Tshepo Madlingozi: Khulumani Support Group is a membership-based organisation with branches made up of between 50 and sometimes more than 100 people in different provinces. The most active branches meet twice a month, while some meet perhaps once in three months. The branches elect representatives to respective Provincial Steering Committees. The highest decision-making body of Khulumani is the National Steering Committee. A National Contact Centre is based in Johannesburg. Based on this bottom-up structure and the fact that members identify their biggest victory as being able to develop a collective identity and a sense of belonging when they previously felt alone and their pain unacknowledged, Khulumani self-identifies as a social movement.

It is rather voguish to claim that the lines between the forms of social movement and NGO blur. Non-governmental Organisations are usually made up of a professional staff, have registered themselves in terms of the Non-Profit Organisations Act, rely on and are inspired by donor and funders’ programmes, usually have a ‘stakeholder’ relationship with the state and have client communities who never have any meaningful say in the policies drawn up by the NGO ‘programme officers’. In that sense, NGOs can be very statist in their mode of operation. A more important distinction – at least for my activist and academic purposes – is that NGOs inhabit the sphere of civil society. Social movements are made up of people and organisations that are often at the margins of the sphere of civil society or worse totally excluded from this sphere. In the sphere of civil society liberal democracy and its institutional procedures and processes obtain. Social movements for their part often operate in the sphere where a mixture of patronage, repression, social fascism and illiberalism are the order of the day. While State-NGO relationships are adorned with parliamentary submissions, angry ‘OP-Eds’, police-sanctioned marches, ‘workshopping’ and ‘stakeholder-meetings’, talk-radio face-offs, and litigation; State-movement dialogue is usually mediated by bullets, tyre-barricades, arrests, disruptive marches and general harassment by state and non-state elites. It is not far-fetched to suggest that, in neoApartheid South Africa, NGOs function in what Fanon, with Algeria and South Africa in mind, designated the ‘zone of beings’, while social movements, as the many cases of police torture and protestor killings suggest, operate in the ‘zone of non-beings’. Or to invoke another theorist, Boaventura de Sousa Santos and a concept he deploys in relation to the modes of governance operating in the Global North and the Global South, there is an ‘abyssal line’ where on one side of the line – the civil society side – governance is geared towards managing the tension between regulation and emancipation; while on the other side of the line appropriation and coercion are the order of the day.

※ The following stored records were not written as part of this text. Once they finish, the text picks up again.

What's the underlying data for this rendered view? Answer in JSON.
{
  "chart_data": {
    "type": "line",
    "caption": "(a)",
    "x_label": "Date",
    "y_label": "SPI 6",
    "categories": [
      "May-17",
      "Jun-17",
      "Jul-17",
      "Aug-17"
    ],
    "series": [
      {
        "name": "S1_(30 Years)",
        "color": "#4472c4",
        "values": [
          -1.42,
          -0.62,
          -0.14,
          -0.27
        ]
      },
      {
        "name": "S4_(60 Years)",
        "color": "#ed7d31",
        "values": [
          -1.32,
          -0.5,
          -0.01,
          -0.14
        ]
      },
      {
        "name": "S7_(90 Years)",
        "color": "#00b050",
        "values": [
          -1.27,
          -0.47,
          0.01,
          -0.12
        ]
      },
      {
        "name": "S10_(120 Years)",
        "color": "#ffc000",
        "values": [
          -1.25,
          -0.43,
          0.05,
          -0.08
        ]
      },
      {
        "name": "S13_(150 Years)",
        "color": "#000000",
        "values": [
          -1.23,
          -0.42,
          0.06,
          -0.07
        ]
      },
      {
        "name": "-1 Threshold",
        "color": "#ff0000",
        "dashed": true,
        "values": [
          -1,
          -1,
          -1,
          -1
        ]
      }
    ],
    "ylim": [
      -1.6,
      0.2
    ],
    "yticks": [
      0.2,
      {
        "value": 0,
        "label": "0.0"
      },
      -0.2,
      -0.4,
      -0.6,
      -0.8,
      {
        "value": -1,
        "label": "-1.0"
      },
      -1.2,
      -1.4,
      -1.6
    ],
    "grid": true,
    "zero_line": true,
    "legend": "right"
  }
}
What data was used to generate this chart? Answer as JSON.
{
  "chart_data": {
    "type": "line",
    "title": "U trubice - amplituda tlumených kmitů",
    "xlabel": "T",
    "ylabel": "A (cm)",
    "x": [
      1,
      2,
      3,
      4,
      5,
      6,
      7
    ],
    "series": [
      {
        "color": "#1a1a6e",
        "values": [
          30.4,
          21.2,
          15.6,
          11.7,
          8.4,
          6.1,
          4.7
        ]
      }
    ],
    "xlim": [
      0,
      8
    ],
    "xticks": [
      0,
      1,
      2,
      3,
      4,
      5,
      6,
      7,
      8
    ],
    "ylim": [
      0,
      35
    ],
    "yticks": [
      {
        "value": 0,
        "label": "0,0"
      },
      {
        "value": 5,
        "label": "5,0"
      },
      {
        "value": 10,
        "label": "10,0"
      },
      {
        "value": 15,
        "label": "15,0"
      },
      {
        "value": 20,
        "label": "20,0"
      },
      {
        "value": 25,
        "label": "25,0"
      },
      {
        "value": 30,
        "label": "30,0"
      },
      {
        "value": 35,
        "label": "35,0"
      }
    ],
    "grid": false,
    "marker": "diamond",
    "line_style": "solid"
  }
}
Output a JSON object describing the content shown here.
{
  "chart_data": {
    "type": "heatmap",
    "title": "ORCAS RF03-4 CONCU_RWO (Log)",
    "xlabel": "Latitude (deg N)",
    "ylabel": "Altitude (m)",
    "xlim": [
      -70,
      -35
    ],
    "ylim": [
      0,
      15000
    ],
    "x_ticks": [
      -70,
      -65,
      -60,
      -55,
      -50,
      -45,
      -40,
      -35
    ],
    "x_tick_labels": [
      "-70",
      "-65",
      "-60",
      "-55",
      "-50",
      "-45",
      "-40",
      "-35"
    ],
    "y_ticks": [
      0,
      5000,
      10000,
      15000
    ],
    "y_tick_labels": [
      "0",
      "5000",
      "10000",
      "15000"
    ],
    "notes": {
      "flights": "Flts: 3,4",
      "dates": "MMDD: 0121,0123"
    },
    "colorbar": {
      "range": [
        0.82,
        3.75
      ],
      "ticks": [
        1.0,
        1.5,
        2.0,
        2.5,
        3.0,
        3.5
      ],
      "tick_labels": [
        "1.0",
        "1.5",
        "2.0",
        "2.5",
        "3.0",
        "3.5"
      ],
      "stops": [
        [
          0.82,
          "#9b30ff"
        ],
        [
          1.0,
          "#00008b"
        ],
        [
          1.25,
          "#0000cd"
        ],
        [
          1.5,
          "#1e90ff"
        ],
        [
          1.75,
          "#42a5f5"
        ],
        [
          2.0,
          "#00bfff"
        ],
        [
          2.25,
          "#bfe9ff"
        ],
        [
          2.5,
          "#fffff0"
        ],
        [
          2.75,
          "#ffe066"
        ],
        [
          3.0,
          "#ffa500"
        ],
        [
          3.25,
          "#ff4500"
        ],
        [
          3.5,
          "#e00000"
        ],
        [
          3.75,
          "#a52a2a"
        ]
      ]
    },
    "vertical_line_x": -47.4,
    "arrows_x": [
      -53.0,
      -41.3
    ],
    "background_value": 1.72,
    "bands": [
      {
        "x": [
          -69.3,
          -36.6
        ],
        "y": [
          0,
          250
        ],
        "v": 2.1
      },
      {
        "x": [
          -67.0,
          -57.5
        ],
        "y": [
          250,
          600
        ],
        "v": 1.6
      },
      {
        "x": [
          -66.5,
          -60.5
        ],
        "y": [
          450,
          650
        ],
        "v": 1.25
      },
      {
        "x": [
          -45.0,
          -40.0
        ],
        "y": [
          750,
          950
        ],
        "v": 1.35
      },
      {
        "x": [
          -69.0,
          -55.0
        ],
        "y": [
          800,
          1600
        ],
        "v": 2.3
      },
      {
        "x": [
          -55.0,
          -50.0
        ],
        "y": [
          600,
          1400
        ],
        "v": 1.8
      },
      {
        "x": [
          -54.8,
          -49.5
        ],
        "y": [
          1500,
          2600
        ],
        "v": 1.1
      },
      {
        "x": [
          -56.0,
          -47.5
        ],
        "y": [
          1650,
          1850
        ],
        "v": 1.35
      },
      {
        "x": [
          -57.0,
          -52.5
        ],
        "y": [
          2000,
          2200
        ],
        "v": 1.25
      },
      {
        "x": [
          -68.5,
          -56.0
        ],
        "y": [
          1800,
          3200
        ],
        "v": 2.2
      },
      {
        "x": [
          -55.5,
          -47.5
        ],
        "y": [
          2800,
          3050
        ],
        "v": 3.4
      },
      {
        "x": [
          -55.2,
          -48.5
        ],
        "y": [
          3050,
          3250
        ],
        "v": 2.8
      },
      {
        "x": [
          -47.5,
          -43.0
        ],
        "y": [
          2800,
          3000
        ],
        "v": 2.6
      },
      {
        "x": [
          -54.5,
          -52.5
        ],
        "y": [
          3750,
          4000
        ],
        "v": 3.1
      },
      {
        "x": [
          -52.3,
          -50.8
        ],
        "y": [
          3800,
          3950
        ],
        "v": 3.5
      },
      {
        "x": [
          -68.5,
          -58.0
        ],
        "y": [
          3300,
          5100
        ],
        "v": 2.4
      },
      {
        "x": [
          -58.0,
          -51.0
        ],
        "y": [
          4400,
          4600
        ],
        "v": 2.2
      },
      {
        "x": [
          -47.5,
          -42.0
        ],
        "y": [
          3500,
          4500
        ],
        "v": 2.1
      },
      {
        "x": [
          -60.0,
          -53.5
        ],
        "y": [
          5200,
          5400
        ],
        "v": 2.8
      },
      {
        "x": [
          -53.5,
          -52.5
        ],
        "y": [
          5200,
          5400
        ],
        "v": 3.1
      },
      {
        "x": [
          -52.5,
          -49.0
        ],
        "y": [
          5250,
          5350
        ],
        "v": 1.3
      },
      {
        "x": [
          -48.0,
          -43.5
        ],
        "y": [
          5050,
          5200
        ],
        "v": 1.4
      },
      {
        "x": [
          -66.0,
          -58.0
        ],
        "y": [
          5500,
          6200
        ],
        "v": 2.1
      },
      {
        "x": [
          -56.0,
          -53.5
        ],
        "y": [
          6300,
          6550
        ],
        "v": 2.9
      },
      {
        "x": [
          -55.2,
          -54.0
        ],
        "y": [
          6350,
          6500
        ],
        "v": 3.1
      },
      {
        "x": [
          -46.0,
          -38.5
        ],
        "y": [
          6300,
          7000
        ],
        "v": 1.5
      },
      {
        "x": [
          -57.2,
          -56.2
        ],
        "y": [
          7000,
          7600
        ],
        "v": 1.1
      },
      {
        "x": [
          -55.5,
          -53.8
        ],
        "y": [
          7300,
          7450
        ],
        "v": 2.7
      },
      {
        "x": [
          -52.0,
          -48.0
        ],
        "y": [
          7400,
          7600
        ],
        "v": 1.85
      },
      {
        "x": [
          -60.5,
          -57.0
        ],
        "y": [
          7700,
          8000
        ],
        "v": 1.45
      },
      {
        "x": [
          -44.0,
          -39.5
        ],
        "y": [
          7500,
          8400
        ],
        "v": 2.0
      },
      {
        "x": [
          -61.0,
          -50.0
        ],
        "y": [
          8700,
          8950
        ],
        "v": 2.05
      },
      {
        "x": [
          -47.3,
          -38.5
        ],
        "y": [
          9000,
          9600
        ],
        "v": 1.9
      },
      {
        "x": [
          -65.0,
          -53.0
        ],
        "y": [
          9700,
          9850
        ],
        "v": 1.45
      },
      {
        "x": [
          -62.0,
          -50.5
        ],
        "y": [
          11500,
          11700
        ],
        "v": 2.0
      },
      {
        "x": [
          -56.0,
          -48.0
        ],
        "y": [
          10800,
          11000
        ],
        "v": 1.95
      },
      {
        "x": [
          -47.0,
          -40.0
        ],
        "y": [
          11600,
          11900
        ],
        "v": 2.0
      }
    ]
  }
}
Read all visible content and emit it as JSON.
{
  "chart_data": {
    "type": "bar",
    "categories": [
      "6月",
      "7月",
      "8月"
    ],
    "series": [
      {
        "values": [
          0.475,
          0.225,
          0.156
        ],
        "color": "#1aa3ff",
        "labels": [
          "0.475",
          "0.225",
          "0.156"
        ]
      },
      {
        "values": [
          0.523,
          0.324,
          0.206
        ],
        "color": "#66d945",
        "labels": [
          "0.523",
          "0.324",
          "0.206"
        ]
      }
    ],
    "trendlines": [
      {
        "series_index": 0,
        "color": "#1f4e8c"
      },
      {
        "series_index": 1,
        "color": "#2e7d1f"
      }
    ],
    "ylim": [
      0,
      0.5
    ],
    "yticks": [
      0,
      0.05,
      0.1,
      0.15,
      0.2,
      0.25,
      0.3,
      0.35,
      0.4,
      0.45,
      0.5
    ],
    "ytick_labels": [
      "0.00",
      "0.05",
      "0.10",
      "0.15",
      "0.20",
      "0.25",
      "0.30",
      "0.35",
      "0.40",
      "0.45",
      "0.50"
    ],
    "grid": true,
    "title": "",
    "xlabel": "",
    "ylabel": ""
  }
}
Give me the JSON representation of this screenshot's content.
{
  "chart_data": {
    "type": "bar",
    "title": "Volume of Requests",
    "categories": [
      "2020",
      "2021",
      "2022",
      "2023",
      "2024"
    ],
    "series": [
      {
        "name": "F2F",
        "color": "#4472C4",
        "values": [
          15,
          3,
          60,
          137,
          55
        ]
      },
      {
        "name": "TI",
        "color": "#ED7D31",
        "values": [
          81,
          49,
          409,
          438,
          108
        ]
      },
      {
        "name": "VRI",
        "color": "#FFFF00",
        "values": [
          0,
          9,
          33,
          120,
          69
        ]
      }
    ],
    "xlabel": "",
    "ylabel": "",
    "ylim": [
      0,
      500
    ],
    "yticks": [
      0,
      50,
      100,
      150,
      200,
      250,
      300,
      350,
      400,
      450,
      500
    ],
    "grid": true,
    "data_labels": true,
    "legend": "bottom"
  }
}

Having said that, it is true that lines are often blurred. The TAC has become an even more ‘professionalised movement’ with a multi-million dollar budget and highly (formally_ educated officials and interns. Because of the nature of its constituency – overwhelmingly middle-aged, often sickly and having suffered for more than two decades – Khulumani often forgo tactical repertoires associated with social movements for more in-system tactics and innovative cultural forms of protests. Likewise, somebody not familiar with the out-of-public operations of Abahlali baseMjondolo, and choices forced on the movement by repression, will see Abahlali clamouring for ‘meaningful engagement’, and respect for court processes and think that these ‘in-system’ tactics and civil society jargon make Abahlali a membership-based civil society organisation. So yes, lines sometimes get blurred during the flow and ebb of struggle, but I still think that the distinction is important in order to highlight the statist nature of NGOs and their complicity in maintaining a truncated form of democracy. I am, however, impatient with scholars who seek to make the conceptual distinction on the basis of a ‘social movement’ needing to have some ‘counter-hegemonic’ or worse, ‘revolutionary’, strategies and tactics to be anoited as a ‘social movement’.